Brian Hamer, director of the Illinois Department of Revenue, was adamant in his summary of the case that the property used by Provena Covenant was not eligible for tax exemption under either “charitable use” or religious purposes.

“The primary basis of my conclusion is simple: Covenant admitted that its 2002 revenues exceeded $113,000,000 and its charitable activities cost it only $831,724, or about .7 percent of total revenue,” wrote Hamer. “The property tax exemption it requested was worth over $1,100,000… to obtain the exemption Covenant was required to prove that its primary purpose of charitable care. These financial figures fall short of meeting the primary purpose standard.”

In brief filed in anticipation of the Supreme Court proceedings, Illinois Attorney General Lisa Madigan took the case for charitable use a step further by stating that the hospital purposefully interacted with patients in a way that “concealed the availability of charity care” and submitted many unmet obligations to debt collections.

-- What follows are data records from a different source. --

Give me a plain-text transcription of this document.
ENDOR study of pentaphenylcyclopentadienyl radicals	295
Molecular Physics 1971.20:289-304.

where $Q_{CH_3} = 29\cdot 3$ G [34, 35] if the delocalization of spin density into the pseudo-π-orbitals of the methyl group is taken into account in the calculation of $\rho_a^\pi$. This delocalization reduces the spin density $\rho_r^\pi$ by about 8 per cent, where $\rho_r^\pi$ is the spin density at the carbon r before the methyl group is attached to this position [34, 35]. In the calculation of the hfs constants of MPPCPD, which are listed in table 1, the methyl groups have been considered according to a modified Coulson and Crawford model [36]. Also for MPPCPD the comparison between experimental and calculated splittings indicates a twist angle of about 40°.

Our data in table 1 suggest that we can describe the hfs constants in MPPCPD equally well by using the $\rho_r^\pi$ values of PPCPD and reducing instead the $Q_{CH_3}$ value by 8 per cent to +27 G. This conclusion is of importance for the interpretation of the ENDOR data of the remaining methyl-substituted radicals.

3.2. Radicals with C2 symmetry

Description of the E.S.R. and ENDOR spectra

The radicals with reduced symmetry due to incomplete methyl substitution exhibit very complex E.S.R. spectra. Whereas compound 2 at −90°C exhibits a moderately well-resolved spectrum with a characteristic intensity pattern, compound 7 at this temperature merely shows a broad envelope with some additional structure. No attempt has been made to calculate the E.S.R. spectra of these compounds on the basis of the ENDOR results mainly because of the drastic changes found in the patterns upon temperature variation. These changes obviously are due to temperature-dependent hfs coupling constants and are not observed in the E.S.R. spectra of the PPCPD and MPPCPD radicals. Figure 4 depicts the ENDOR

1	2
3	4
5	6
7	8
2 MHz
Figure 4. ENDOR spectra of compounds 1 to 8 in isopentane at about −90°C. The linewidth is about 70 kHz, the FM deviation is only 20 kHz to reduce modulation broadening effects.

The Illinois ruling would be of most significance to the 50 percent of Iowa’s hospitals (19 owned by religious organizations and 39 owned by other nonprofits) that are not government-run. According to the 2007 annual survey of hospitals by the American Hospital Association, Iowa’s 117 total hospitals have had a 175.8 percent increase in bad debt and charity since 1998. The hospitals used 4.7 percent, or $612.8 million, of their 2007 gross patient revenue for uncompensated care. In addition, Iowa’s hospitals reported that roughly another $113 million was spent during 2007 on community benefit services such as coalition building, clinical research, in-kind or cash donations, indigent prescription services and community health education.

A spokesman for the Iowa Department of Revenue also notes that while the land used for the hospitals proper may be granted a tax exemption, the status does not carry over to additional properties such as parking ramps and doctor’s offices.